Thursday, March 17, 2011

Mourning and Meaning: Friends

Grief is not exclusively “family property;” losing a friend whom we've loved is also a kind of bereavement. Although it’s not the same as the loss of a child or a sibling, a friend’s death presents us with similar questions: What does it mean that a person who was once very much present in our lives has left her own life? What does this say about our own mortality? And when our friend has died before her time, how can we draw meaning from that which seem so senseless?

Nehama Grenimann Bauch was Timora’s first friend; they first started playing when both were less than a year old. Our families live in the same neighborhood and belong to the same religious community, Kehillat Yedidya, and they were in the same class through eighth grade. Although they attended different high schools and drifted apart in adolescence, they became closer again during Timora’s last year. During Timora’s shiva, the first seven intensive days of family mourning, Nehama came and sat with us almost every day, some days for several hours. And not just to comfort us; she felt so bereft that she felt she needed to sit shiva herself.

Different people make meaning from traumatic loss in different ways. How we choose to do this depends, of course, on who we are, but also on the loved ones we've lost - who they were, and the special character of our connection. Nehama and Timora shared many things, prominent among them a creative and artistic nature. Timora was drawn mainly to writing, theater, and music, whereas Nehama excelled – and continues to excel – in the plastic arts, principally painting and sculpture. Both girls also inherited from their families a zeal for tikkun olam the imperative to make the world a better place.

So it shouldn’t surprise that Nehama chose to process her friend’s death by combining these two passions – by initiating, organizing, and carrying out a project that has produced art that is both esthetically beautiful and practically useful. Faraway Places has brought together ten artists – Judith Margolis, Sharon Binder, Chana Cromer, Ruth Cohn, Anat Yefet, Galina Blaikh, Julia Lagus, Mallory Serebrin, Zoe Pawlak and Yulia Polyakov – who painted and contributed works that now grace the walls of Hadassah Hospital’s Intensive Care Unit. As I’ve written in my memoir, “patients who awaken [are] greeted not only by sterile white walls and ceilings, metallic IV stands, and cold machines, but also by warm, colorful scenes into which they can escape, in their minds at least, from the harsh reality of the ICU.” The staff has told Nehama that the art is making a tremendous difference both to them and to the patients and their families.

Nehama spent months and months dealing with and mediating among the artists, the hospital bureaucracy, the ICU staff, and the Young Hadassah branch of Hadassah International (through whom she organized the project) in order to get the paintings planned, finished, and onto the ICU walls. As if that weren’t enough, she spent many additional months working on the Young Hadassah Ball, which took place here in Jerusalem a week ago. Every year, the Ball brings hundreds of the organization’s members and supporters together for dinner and dancing, to raise funds for different departments in the hospital. This year – by chance but very fittingly – the money raised will be used to renovate and expand the Pediatric Department.

At the small ceremony that was held right before the finished paintings were hung in the ICU, Nehama spoke at some length about Timora. She said that she chose this way to perpetuate Timora’s memory not because she’s no longer alive, but because of who and what she was for Nehama during her life – an intensely creative soul who actively encouraged her friend (from the time they were four years old!) to become an artist.

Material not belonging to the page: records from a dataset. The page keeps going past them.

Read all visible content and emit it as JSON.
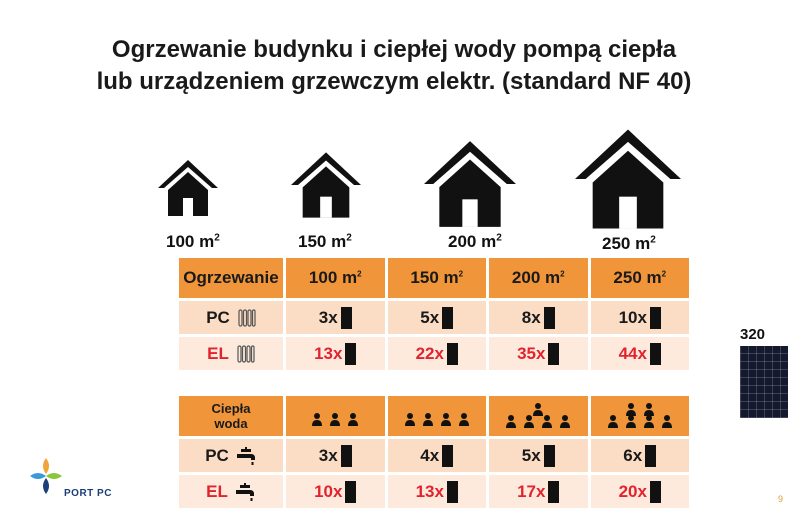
{
  "title": {
    "line1": "Ogrzewanie budynku i ciepłej wody pompą ciepła",
    "line2": "lub urządzeniem grzewczym elektr. (standard NF 40)"
  },
  "houses": [
    {
      "label": "100 m",
      "sup": "2"
    },
    {
      "label": "150 m",
      "sup": "2"
    },
    {
      "label": "200 m",
      "sup": "2"
    },
    {
      "label": "250 m",
      "sup": "2"
    }
  ],
  "heating_table": {
    "header": "Ogrzewanie",
    "columns": [
      {
        "label": "100 m",
        "sup": "2"
      },
      {
        "label": "150 m",
        "sup": "2"
      },
      {
        "label": "200 m",
        "sup": "2"
      },
      {
        "label": "250 m",
        "sup": "2"
      }
    ],
    "rows": [
      {
        "label": "PC",
        "type": "pc",
        "icon": "radiator-icon",
        "values": [
          "3x",
          "5x",
          "8x",
          "10x"
        ]
      },
      {
        "label": "EL",
        "type": "el",
        "icon": "radiator-icon",
        "values": [
          "13x",
          "22x",
          "35x",
          "44x"
        ]
      }
    ]
  },
  "water_table": {
    "header_line1": "Ciepła",
    "header_line2": "woda",
    "people_counts": [
      3,
      4,
      5,
      6
    ],
    "rows": [
      {
        "label": "PC",
        "type": "pc",
        "icon": "tap-icon",
        "values": [
          "3x",
          "4x",
          "5x",
          "6x"
        ]
      },
      {
        "label": "EL",
        "type": "el",
        "icon": "tap-icon",
        "values": [
          "10x",
          "13x",
          "17x",
          "20x"
        ]
      }
    ]
  },
  "panel": {
    "label": "320",
    "icon": "solar-panel-icon"
  },
  "logo": {
    "text": "PORT PC",
    "icon": "port-pc-logo-icon"
  },
  "page_number": "9",
  "colors": {
    "header_orange": "#f0953a",
    "row_light": "#fbdcc4",
    "el_red": "#e1232f"
  }
}
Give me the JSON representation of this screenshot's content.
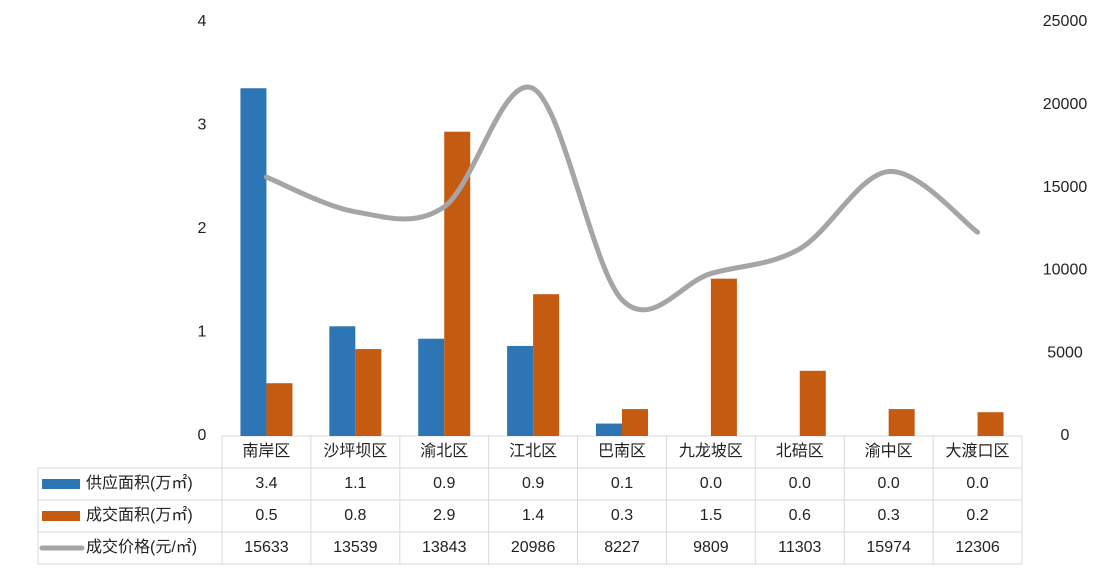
{
  "chart_data": {
    "type": "bar",
    "categories": [
      "南岸区",
      "沙坪坝区",
      "渝北区",
      "江北区",
      "巴南区",
      "九龙坡区",
      "北碚区",
      "渝中区",
      "大渡口区"
    ],
    "series": [
      {
        "name": "供应面积(万㎡)",
        "color": "#2e75b6",
        "type": "bar",
        "values": [
          3.36,
          1.06,
          0.94,
          0.87,
          0.12,
          0,
          0,
          0,
          0
        ],
        "value_labels": [
          "3.4",
          "1.1",
          "0.9",
          "0.9",
          "0.1",
          "0.0",
          "0.0",
          "0.0",
          "0.0"
        ]
      },
      {
        "name": "成交面积(万㎡)",
        "color": "#c55a11",
        "type": "bar",
        "values": [
          0.51,
          0.84,
          2.94,
          1.37,
          0.26,
          1.52,
          0.63,
          0.26,
          0.23
        ],
        "value_labels": [
          "0.5",
          "0.8",
          "2.9",
          "1.4",
          "0.3",
          "1.5",
          "0.6",
          "0.3",
          "0.2"
        ]
      },
      {
        "name": "成交价格(元/㎡)",
        "color": "#a5a5a5",
        "type": "line",
        "axis": "y2",
        "values": [
          15633,
          13539,
          13843,
          20986,
          8227,
          9809,
          11303,
          15974,
          12306
        ]
      }
    ],
    "ylim": [
      0,
      4
    ],
    "yticks": [
      0,
      1,
      2,
      3,
      4
    ],
    "y2lim": [
      0,
      25000
    ],
    "y2ticks": [
      0,
      5000,
      10000,
      15000,
      20000,
      25000
    ]
  }
}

Timora would have been very proud indeed to have her name attached to the lovely works that these generous artists have created, and to a project that is directly benefiting the two Hadassah departments in which she was cared for so long, so professionally, and with such dedication. And even prouder to be Nehama's friend than she already was when the two were together in this life.

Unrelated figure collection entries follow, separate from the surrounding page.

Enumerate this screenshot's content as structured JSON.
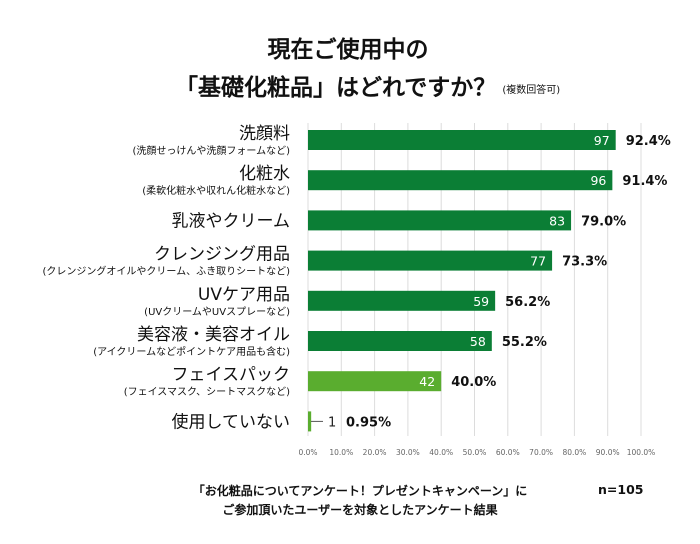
{
  "title": {
    "line1": "現在ご使用中の",
    "line2": "「基礎化粧品」はどれですか？",
    "note": "(複数回答可)"
  },
  "footer": {
    "line1": "「お化粧品についてアンケート！プレゼントキャンペーン」に",
    "line2": "ご参加頂いたユーザーを対象としたアンケート結果",
    "n": "n=105"
  },
  "chart_data": {
    "type": "bar",
    "orientation": "horizontal",
    "categories": [
      "洗顔料",
      "化粧水",
      "乳液やクリーム",
      "クレンジング用品",
      "UVケア用品",
      "美容液・美容オイル",
      "フェイスパック",
      "使用していない"
    ],
    "subcategories": [
      "(洗顔せっけんや洗顔フォームなど)",
      "(柔軟化粧水や収れん化粧水など)",
      "",
      "(クレンジングオイルやクリーム、ふき取りシートなど)",
      "(UVクリームやUVスプレーなど)",
      "(アイクリームなどポイントケア用品も含む)",
      "(フェイスマスク、シートマスクなど)",
      ""
    ],
    "counts": [
      97,
      96,
      83,
      77,
      59,
      58,
      42,
      1
    ],
    "percent_labels": [
      "92.4%",
      "91.4%",
      "79.0%",
      "73.3%",
      "56.2%",
      "55.2%",
      "40.0%",
      "0.95%"
    ],
    "values": [
      92.4,
      91.4,
      79.0,
      73.3,
      56.2,
      55.2,
      40.0,
      0.95
    ],
    "xlim": [
      0,
      100
    ],
    "x_ticks": [
      "0.0%",
      "10.0%",
      "20.0%",
      "30.0%",
      "40.0%",
      "50.0%",
      "60.0%",
      "70.0%",
      "80.0%",
      "90.0%",
      "100.0%"
    ],
    "grid": true,
    "colors": [
      "#0b7e35",
      "#0b7e35",
      "#0b7e35",
      "#0b7e35",
      "#0b7e35",
      "#0b7e35",
      "#5aad2f",
      "#5aad2f"
    ]
  }
}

When I think about it, though, perhaps I can say that she is proud, as she follows her friend's fortunes from wherever her spirit has finally come to rest.

4 comments:

Deborah Greniman said...

Thanks for sharing this. It really brought tears to my eyes.
I often think of Timora -- what would she have been doing now? But isn't it her spirit, too, on those hospital walls?

Love, Debbie

Susan (Sara) Avitzour said...

That's a lovely way of putting it, Debbie. Thanks.

Travelography said...

Thank you I feel honored to be in your blog.
I'm so happy you think she'd be proud, and really really appreciate your understanding of what was behind all of this.
It's interesting, you know, the Shiva'a period seems so blurry to me, and of course there are times in my (and Timora's) childhood you remember much better than me, it really teaches me a lot to read it from your point of view.
I hope I really did convey Timora's creative and giving spirit.... And am so happy to know the project does good to others.

Love and big hugs,
Nehama

Unknown said...

WOW - Nehama has done something so incredible, I'm almost speechless. If I ever have the fortune to meet her she will be thinking, "Why is this crazy stranger hugging me so dearly?!"